Monday, October 25, 2004

Innocence lost

While driving Calista to school, our morning conversation somehow came to the subject of fire drills. Last week they'd gone through the whole fire drill routine, she informed me. And also a poison drill.

Poison drill?

A railroad track runs right near the school--a hundred yards away, give or take. Union Pacific has had an inordinate number of derailments in and around San Antonio lately, and this summer a toxic cloud of chlorine gas killed a number of people after one pileup. So if there's a train derailment that releases toxic chemicals, all the students go to one particular room, which the teachers then seal up with duct tape around the door so they don't all die. Bear in mind she's telling me this with a combination of matter-of-fact and breathless enthusiasm that only a five-year-old can muster. Naturally, the spectre of a clorine cloud rolling over the school wasn't an image I was particularly taken with.

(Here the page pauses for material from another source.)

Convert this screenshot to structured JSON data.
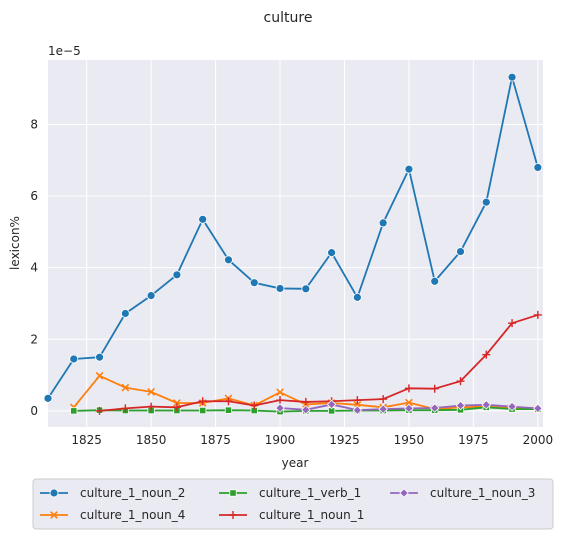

Then she told me about the "bad guy" drill. Explaining the step-by-step process the kids and teachers are supposed to go through was chilling for me to hear. Obviously, the lessons of Columbine have been taken to heart by the school district. And the counter-terrorism actions they have in place are good ones. But that doesn't make it any less troubling.

My generation grew up in a different time. Kids in the 70s and 80s didn't have to face a major war that killed or scarred ourselves or classmates. The Cold War was too abstract a concept to grasp. Terrorism only happened in other countries, and school shootings weren't an issue. We practiced fire drills every year, and very occasionally tornado drills. That was it for excitement. We had it good, relatively speaking, and had hoped the same for our children. But now they're facing the 21st Century equivalent of "Duck and cover." I'm not happy about that, but such is the world we live in.